The real world is changing every second and Google Maps is changing with it. Most often these changes happen behind the scenes in the form of road closures and new businesses. But today we’re making a few visual changes and additions to Google Maps on desktop, Android and iOS to help you better explore the world around you.

SS1.png

A cleaner look 

The world is full of information, which means highlighting necessary info on the map without overcrowding it is a balancing act. So as part of this update, we’ve removed elements that aren’t absolutely required (like road outlines). The result is a cleaner look that makes it easier to see helpful and actionable information like traffic and transit. And we’ve improved the typography of street names, points of interest, transit stations, and more to make them more distinguishable from other things on the map, helping you navigate the world with fewer distractions.

SS2.png

Areas of interest

The cleaner canvas also lets us show local information in entirely new ways. As you explore the new map, you’ll notice areas shaded in orange representing “areas of interest”—places where there’s a lot of activities and things to do. To find an “area of interest” just open Google Maps and look around you. When you’ve found an orange-shaded area, zoom in to see more details about each venue and tap one for more info. Whether you’re looking for a hotel in a hot spot or just trying to determine which way to go after exiting the subway in a new place, “areas of interest” will help you find what you’re looking for with just a couple swipes and a zoom.

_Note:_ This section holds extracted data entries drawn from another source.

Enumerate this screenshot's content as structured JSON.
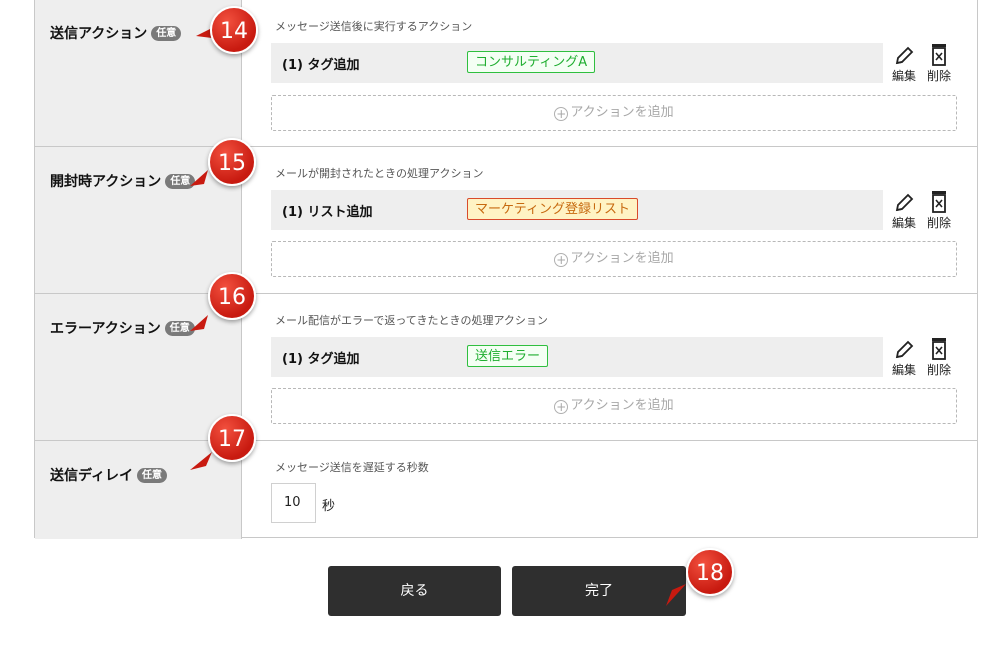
{
  "rows": [
    {
      "label": "送信アクション",
      "badge": "任意",
      "description": "メッセージ送信後に実行するアクション",
      "action_name": "(1) タグ追加",
      "tag": "コンサルティングA",
      "tag_color": "green",
      "edit_label": "編集",
      "delete_label": "削除",
      "add_label": "アクションを追加",
      "marker": "14"
    },
    {
      "label": "開封時アクション",
      "badge": "任意",
      "description": "メールが開封されたときの処理アクション",
      "action_name": "(1) リスト追加",
      "tag": "マーケティング登録リスト",
      "tag_color": "orange",
      "edit_label": "編集",
      "delete_label": "削除",
      "add_label": "アクションを追加",
      "marker": "15"
    },
    {
      "label": "エラーアクション",
      "badge": "任意",
      "description": "メール配信がエラーで返ってきたときの処理アクション",
      "action_name": "(1) タグ追加",
      "tag": "送信エラー",
      "tag_color": "green",
      "edit_label": "編集",
      "delete_label": "削除",
      "add_label": "アクションを追加",
      "marker": "16"
    }
  ],
  "delay": {
    "label": "送信ディレイ",
    "badge": "任意",
    "description": "メッセージ送信を遅延する秒数",
    "value": "10",
    "unit": "秒",
    "marker": "17"
  },
  "buttons": {
    "back": "戻る",
    "done": "完了",
    "marker": "18"
  },
  "colors": {
    "marker_red": "#d3261a",
    "tag_green": "#1fae30",
    "tag_orange_bg": "#fff3c4",
    "button_dark": "#2f2f2f"
  },
  "icons": [
    "pencil-icon",
    "trash-icon",
    "plus-circle-icon"
  ]
}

We determine “areas of interest” with an algorithmic process that allows us to highlight the areas with the highest concentration of restaurants, bars and shops. In high-density areas like NYC, we use a human touch to make sure we’re showing the most active areas.
Google Maps_Color.jpg

A more subtle and balanced color scheme

The new Maps has a subtle color scheme to help you easily differentiate between man-made or natural features, and quickly identify places like hospitals, schools or highways. In case you’re curious, here’s a key showing what each color on the map represents.


Google Maps already provides you everything you need to get around the world in one place — including business information, ratings and reviews, and more than 100+ million distinct places. And with these updates, it's now even easier to navigate to where you want to go.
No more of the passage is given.